The government has vowed to make efforts to stamp out narcotic drugs, especially methamphetamine, within its four-year term as a new national agenda item.
It will also commit to a short-term goal to contain drugs as much as possible in the first year, and has invited the public to join the drugs suppression effort.
The government wants to break the circle of the narcotic drug problem, from smuggling to drug addiction and money laundering, said Prime Minister Srettha Thavisin yesterday, addressing a meeting of the government committee on drug suppression.
The PM is chairman of the committee, which includes some cabinet ministers, the chief of the Narcotics Control Board and the national police chief.
"A consensus has been reached among the 11 coalition parties as well as all other parties in the opposition that the need to tackle the drugs problem is high on the agenda," he said.
The priority now is the suppression of drug smuggling which is seen as a key measure for preventing drugs from reaching communities. The waiting time between drugs being seized in a crackdown and when they are destroyed also will have to be shortened, he said.
Shortening the process of seizing the assets of drug dealers is key to cut them and their network off from these resources, said Mr Srettha. "Let's make today the start of a new fight to stamp out drugs problems from society," he said.
Since assets confiscation is the worst fear of drug dealers, state agencies concerned are now asked to accelerate assets seizure efforts in every drug case.
Mr Srettha said he would follow up on progress of the work while ensuring good governance rules apply so state agencies and the public feel secure in joining the fight against drugs. "The problem must subside within a year while within the four-year term of this government, methamphetamines must be gone," he said.
After the meeting, Mr Srettha watched as narcotic drugs confiscated in more than 100 recent drug cases were destroyed at an incineration facility owned by Akkhie Prakarn Plc in Samut Prakan's Muang district.
The drugs included 12.52 tonnes of methamphetamine, 11.65 tonnes of crystal methamphetamine, 418 kilogrammes of heroin, 179kg of opium, 704kg of ketamine and 25.51 tonnes of other narcotic substances.
They were burnt at 800-1,200 degrees Celsius in a natural gas-powered incinerator equipped with environmentally friendly and pollution-controlling technology.
Wichai Chaimongkhon, secretary-general of the Office of the Narcotics Control Board (ONCB), said destruction of drugs seized in crackdowns can now be conducted much faster than in the past when seized drugs needed to wait until legal proceedings were done, which could take up to 10 years.
Recent updates on laws concerning the destruction of drugs seized in a drug case sooner also sped things up and eased the ONCB's burden in taking care of drugs awaiting destruction, he said.
In response to the PM's order to make the drugs fight a national agenda item, Interior Minister Anutin Charnvirakul said the ministry will accelerate the suppression of drug smuggling and trade at the provincial level and report directly back to the PM.

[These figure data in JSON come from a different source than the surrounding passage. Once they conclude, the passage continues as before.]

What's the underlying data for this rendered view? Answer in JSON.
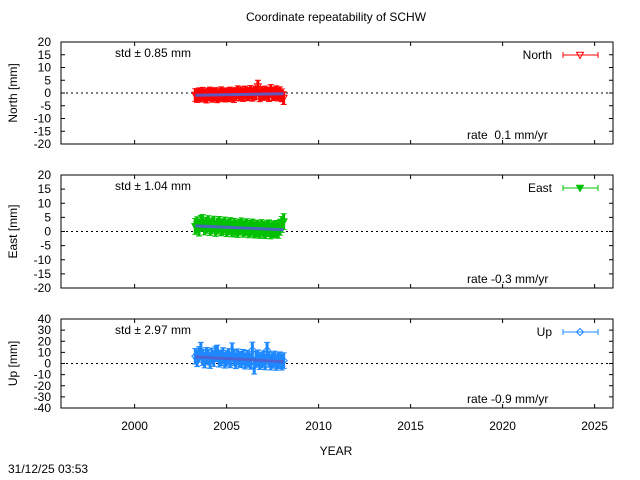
{
  "title": "Coordinate repeatability of SCHW",
  "timestamp": "31/12/25 03:53",
  "chart_data": [
    {
      "type": "scatter",
      "title": "Coordinate repeatability of SCHW",
      "xlabel": "",
      "ylabel": "North [mm]",
      "xlim": [
        1996,
        2026
      ],
      "ylim": [
        -20,
        20
      ],
      "yticks": [
        "20",
        "15",
        "10",
        "5",
        "0",
        "-5",
        "-10",
        "-15",
        "-20"
      ],
      "grid": false,
      "legend_position": "top-right",
      "color": "#ff0000",
      "marker": "triangle-down-open",
      "series_name": "North",
      "std_label": "std ± 0.85 mm",
      "rate_label": "rate  0.1 mm/yr",
      "error": 2.5,
      "trend": {
        "start": [
          2003.3,
          -0.9
        ],
        "end": [
          2008.1,
          -0.3
        ]
      },
      "x": [
        2003.3,
        2003.4,
        2003.5,
        2003.6,
        2003.7,
        2003.8,
        2003.9,
        2004.0,
        2004.1,
        2004.2,
        2004.3,
        2004.4,
        2004.5,
        2004.6,
        2004.7,
        2004.8,
        2004.9,
        2005.0,
        2005.1,
        2005.2,
        2005.3,
        2005.4,
        2005.5,
        2005.6,
        2005.7,
        2005.8,
        2005.9,
        2006.0,
        2006.1,
        2006.2,
        2006.3,
        2006.4,
        2006.5,
        2006.6,
        2006.7,
        2006.8,
        2006.9,
        2007.0,
        2007.1,
        2007.2,
        2007.3,
        2007.4,
        2007.5,
        2007.6,
        2007.7,
        2007.8,
        2007.9,
        2008.0,
        2008.1
      ],
      "y": [
        -0.8,
        -1.2,
        -0.5,
        -1.0,
        -0.3,
        -0.9,
        -1.4,
        -0.6,
        -0.2,
        -1.1,
        -0.7,
        -0.4,
        -1.3,
        -0.8,
        -0.1,
        -0.6,
        -1.0,
        -0.5,
        -0.9,
        -0.2,
        -0.7,
        -1.2,
        -0.4,
        0.3,
        -0.6,
        -0.1,
        -0.8,
        0.2,
        -0.5,
        -0.3,
        0.4,
        -0.7,
        -0.2,
        0.1,
        2.5,
        -0.9,
        0.0,
        -0.4,
        0.2,
        -0.3,
        -0.8,
        0.8,
        -0.5,
        -0.2,
        0.3,
        -0.6,
        -0.1,
        -0.9,
        -2.0
      ]
    },
    {
      "type": "scatter",
      "xlabel": "",
      "ylabel": "East [mm]",
      "xlim": [
        1996,
        2026
      ],
      "ylim": [
        -20,
        20
      ],
      "yticks": [
        "20",
        "15",
        "10",
        "5",
        "0",
        "-5",
        "-10",
        "-15",
        "-20"
      ],
      "grid": false,
      "legend_position": "top-right",
      "color": "#00c000",
      "marker": "triangle-down-filled",
      "series_name": "East",
      "std_label": "std ± 1.04 mm",
      "rate_label": "rate -0.3 mm/yr",
      "error": 2.8,
      "trend": {
        "start": [
          2003.3,
          2.0
        ],
        "end": [
          2008.1,
          0.6
        ]
      },
      "x": [
        2003.3,
        2003.4,
        2003.5,
        2003.6,
        2003.7,
        2003.8,
        2003.9,
        2004.0,
        2004.1,
        2004.2,
        2004.3,
        2004.4,
        2004.5,
        2004.6,
        2004.7,
        2004.8,
        2004.9,
        2005.0,
        2005.1,
        2005.2,
        2005.3,
        2005.4,
        2005.5,
        2005.6,
        2005.7,
        2005.8,
        2005.9,
        2006.0,
        2006.1,
        2006.2,
        2006.3,
        2006.4,
        2006.5,
        2006.6,
        2006.7,
        2006.8,
        2006.9,
        2007.0,
        2007.1,
        2007.2,
        2007.3,
        2007.4,
        2007.5,
        2007.6,
        2007.7,
        2007.8,
        2007.9,
        2008.0,
        2008.1
      ],
      "y": [
        1.8,
        2.4,
        1.2,
        2.9,
        3.2,
        1.6,
        2.2,
        2.8,
        1.4,
        2.0,
        2.6,
        1.1,
        1.9,
        2.5,
        1.3,
        1.7,
        2.3,
        1.0,
        1.6,
        2.1,
        0.9,
        1.8,
        1.2,
        0.7,
        1.5,
        2.0,
        0.8,
        1.3,
        1.7,
        0.6,
        1.1,
        1.6,
        0.5,
        1.2,
        0.9,
        0.4,
        1.4,
        0.8,
        0.3,
        1.0,
        1.3,
        0.2,
        0.9,
        0.6,
        1.1,
        0.4,
        1.5,
        2.5,
        3.5
      ]
    },
    {
      "type": "scatter",
      "xlabel": "YEAR",
      "ylabel": "Up [mm]",
      "xlim": [
        1996,
        2026
      ],
      "ylim": [
        -40,
        40
      ],
      "xticks": [
        "2000",
        "2005",
        "2010",
        "2015",
        "2020",
        "2025"
      ],
      "yticks": [
        "40",
        "30",
        "20",
        "10",
        "0",
        "-10",
        "-20",
        "-30",
        "-40"
      ],
      "grid": false,
      "legend_position": "top-right",
      "color": "#1e88ff",
      "marker": "diamond-open",
      "series_name": "Up",
      "std_label": "std ± 2.97 mm",
      "rate_label": "rate -0.9 mm/yr",
      "error": 7,
      "trend": {
        "start": [
          2003.3,
          6.0
        ],
        "end": [
          2008.1,
          1.7
        ]
      },
      "x": [
        2003.3,
        2003.4,
        2003.5,
        2003.6,
        2003.7,
        2003.8,
        2003.9,
        2004.0,
        2004.1,
        2004.2,
        2004.3,
        2004.4,
        2004.5,
        2004.6,
        2004.7,
        2004.8,
        2004.9,
        2005.0,
        2005.1,
        2005.2,
        2005.3,
        2005.4,
        2005.5,
        2005.6,
        2005.7,
        2005.8,
        2005.9,
        2006.0,
        2006.1,
        2006.2,
        2006.3,
        2006.4,
        2006.5,
        2006.6,
        2006.7,
        2006.8,
        2006.9,
        2007.0,
        2007.1,
        2007.2,
        2007.3,
        2007.4,
        2007.5,
        2007.6,
        2007.7,
        2007.8,
        2007.9,
        2008.0,
        2008.1
      ],
      "y": [
        6.5,
        4.2,
        8.1,
        12.0,
        5.3,
        3.1,
        7.4,
        5.8,
        2.6,
        6.9,
        4.4,
        8.6,
        9.5,
        3.8,
        5.1,
        7.2,
        2.9,
        4.6,
        6.3,
        3.2,
        11.5,
        5.0,
        2.4,
        6.1,
        4.0,
        3.3,
        5.6,
        2.1,
        4.8,
        3.6,
        1.9,
        12.2,
        -2.5,
        3.9,
        5.2,
        1.6,
        3.0,
        4.3,
        1.4,
        12.0,
        3.7,
        1.2,
        2.8,
        4.1,
        0.9,
        2.5,
        3.4,
        1.1,
        2.6
      ]
    }
  ]
}
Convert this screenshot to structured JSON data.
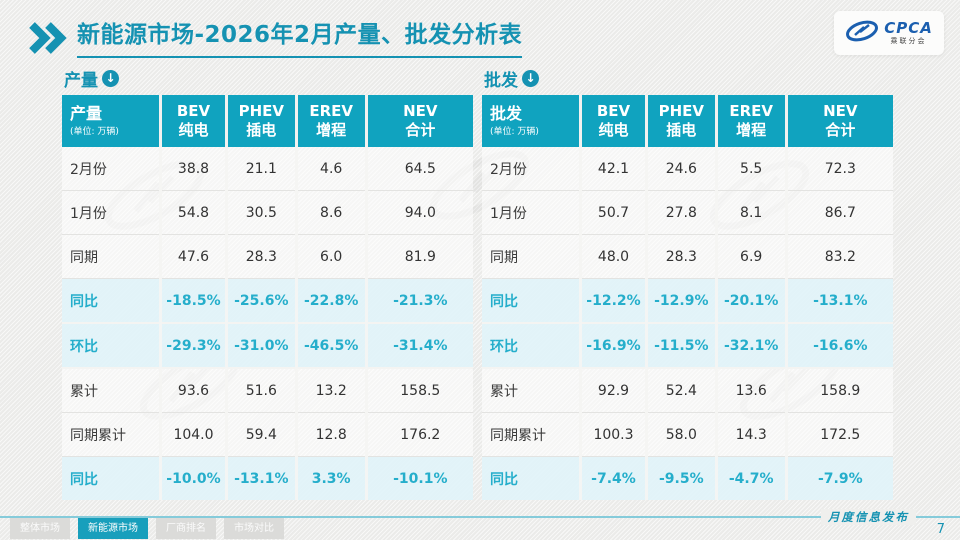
{
  "slide": {
    "title": "新能源市场-2026年2月产量、批发分析表",
    "caption": "月度信息发布",
    "page_number": "7"
  },
  "logo": {
    "text": "CPCA",
    "subtext": "乘联分会"
  },
  "icons": {
    "title_chevron": "double-chevron-right-icon",
    "section_arrow_glyph": "↓",
    "logo_mark": "cpca-swoosh-icon"
  },
  "colors": {
    "accent_teal": "#10A3BF",
    "title_teal": "#1592B2",
    "highlight_bg": "#E2F3F9",
    "highlight_text": "#25AECB",
    "logo_blue": "#1B5FAF"
  },
  "tables": [
    {
      "id": "production",
      "title": "产量",
      "unit": "(单位: 万辆)",
      "columns": [
        [
          "BEV",
          "纯电"
        ],
        [
          "PHEV",
          "插电"
        ],
        [
          "EREV",
          "增程"
        ],
        [
          "NEV",
          "合计"
        ]
      ],
      "rows": [
        {
          "label": "2月份",
          "values": [
            "38.8",
            "21.1",
            "4.6",
            "64.5"
          ],
          "highlight": false
        },
        {
          "label": "1月份",
          "values": [
            "54.8",
            "30.5",
            "8.6",
            "94.0"
          ],
          "highlight": false
        },
        {
          "label": "同期",
          "values": [
            "47.6",
            "28.3",
            "6.0",
            "81.9"
          ],
          "highlight": false
        },
        {
          "label": "同比",
          "values": [
            "-18.5%",
            "-25.6%",
            "-22.8%",
            "-21.3%"
          ],
          "highlight": true
        },
        {
          "label": "环比",
          "values": [
            "-29.3%",
            "-31.0%",
            "-46.5%",
            "-31.4%"
          ],
          "highlight": true
        },
        {
          "label": "累计",
          "values": [
            "93.6",
            "51.6",
            "13.2",
            "158.5"
          ],
          "highlight": false
        },
        {
          "label": "同期累计",
          "values": [
            "104.0",
            "59.4",
            "12.8",
            "176.2"
          ],
          "highlight": false
        },
        {
          "label": "同比",
          "values": [
            "-10.0%",
            "-13.1%",
            "3.3%",
            "-10.1%"
          ],
          "highlight": true
        }
      ]
    },
    {
      "id": "wholesale",
      "title": "批发",
      "unit": "(单位: 万辆)",
      "columns": [
        [
          "BEV",
          "纯电"
        ],
        [
          "PHEV",
          "插电"
        ],
        [
          "EREV",
          "增程"
        ],
        [
          "NEV",
          "合计"
        ]
      ],
      "rows": [
        {
          "label": "2月份",
          "values": [
            "42.1",
            "24.6",
            "5.5",
            "72.3"
          ],
          "highlight": false
        },
        {
          "label": "1月份",
          "values": [
            "50.7",
            "27.8",
            "8.1",
            "86.7"
          ],
          "highlight": false
        },
        {
          "label": "同期",
          "values": [
            "48.0",
            "28.3",
            "6.9",
            "83.2"
          ],
          "highlight": false
        },
        {
          "label": "同比",
          "values": [
            "-12.2%",
            "-12.9%",
            "-20.1%",
            "-13.1%"
          ],
          "highlight": true
        },
        {
          "label": "环比",
          "values": [
            "-16.9%",
            "-11.5%",
            "-32.1%",
            "-16.6%"
          ],
          "highlight": true
        },
        {
          "label": "累计",
          "values": [
            "92.9",
            "52.4",
            "13.6",
            "158.9"
          ],
          "highlight": false
        },
        {
          "label": "同期累计",
          "values": [
            "100.3",
            "58.0",
            "14.3",
            "172.5"
          ],
          "highlight": false
        },
        {
          "label": "同比",
          "values": [
            "-7.4%",
            "-9.5%",
            "-4.7%",
            "-7.9%"
          ],
          "highlight": true
        }
      ]
    }
  ],
  "footer": {
    "tabs": [
      {
        "label": "整体市场",
        "active": false
      },
      {
        "label": "新能源市场",
        "active": true
      },
      {
        "label": "厂商排名",
        "active": false
      },
      {
        "label": "市场对比",
        "active": false
      }
    ]
  }
}
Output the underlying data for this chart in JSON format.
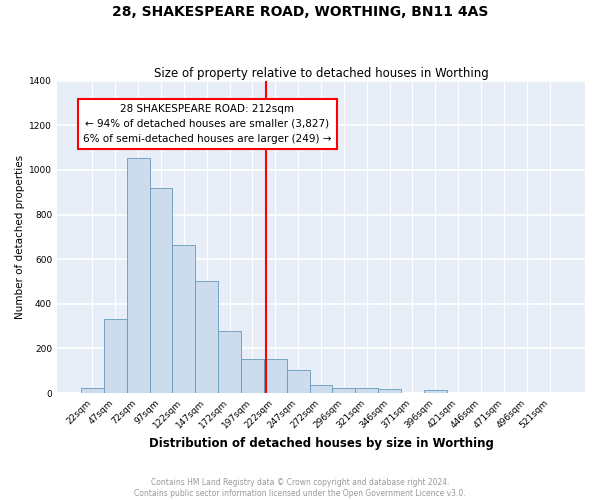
{
  "title": "28, SHAKESPEARE ROAD, WORTHING, BN11 4AS",
  "subtitle": "Size of property relative to detached houses in Worthing",
  "xlabel": "Distribution of detached houses by size in Worthing",
  "ylabel": "Number of detached properties",
  "bar_color": "#ccdcec",
  "bar_edge_color": "#6699bb",
  "background_color": "#e8eef8",
  "grid_color": "#ffffff",
  "bins": [
    "22sqm",
    "47sqm",
    "72sqm",
    "97sqm",
    "122sqm",
    "147sqm",
    "172sqm",
    "197sqm",
    "222sqm",
    "247sqm",
    "272sqm",
    "296sqm",
    "321sqm",
    "346sqm",
    "371sqm",
    "396sqm",
    "421sqm",
    "446sqm",
    "471sqm",
    "496sqm",
    "521sqm"
  ],
  "values": [
    22,
    330,
    1055,
    920,
    665,
    503,
    280,
    155,
    155,
    102,
    38,
    25,
    22,
    17,
    0,
    15,
    0,
    0,
    0,
    0,
    0
  ],
  "property_sqm": 212,
  "annotation_text": "28 SHAKESPEARE ROAD: 212sqm\n← 94% of detached houses are smaller (3,827)\n6% of semi-detached houses are larger (249) →",
  "annotation_box_color": "white",
  "annotation_box_edge": "red",
  "vline_color": "red",
  "ylim": [
    0,
    1400
  ],
  "yticks": [
    0,
    200,
    400,
    600,
    800,
    1000,
    1200,
    1400
  ],
  "footer_text": "Contains HM Land Registry data © Crown copyright and database right 2024.\nContains public sector information licensed under the Open Government Licence v3.0.",
  "title_fontsize": 10,
  "subtitle_fontsize": 8.5,
  "xlabel_fontsize": 8.5,
  "ylabel_fontsize": 7.5,
  "tick_fontsize": 6.5,
  "annot_fontsize": 7.5
}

As for the time frame set, Mr Anutin said he has to admit that it is impossible to say exactly when this problem will be fixed. Imposing a strict deadline could result in setbacks, he said.
Pornpen Khongkachonkiet, a human rights defender and director of the Cross Cultural Foundation, said the government's anti-drug policy reminds her of the mass extrajudicial killings which took place during the Thaksin Shinawatra administration's war on drugs policy 20 years ago.
Initiated by Thaksin in 2003, the war on drugs sparked an uproar among rights activists after more than 2,500 suspects were allegedly killed during its implementation.
"The government's vow to completely eradicate narcotic drugs makes me feel concerned and fear that history will repeat itself," she said.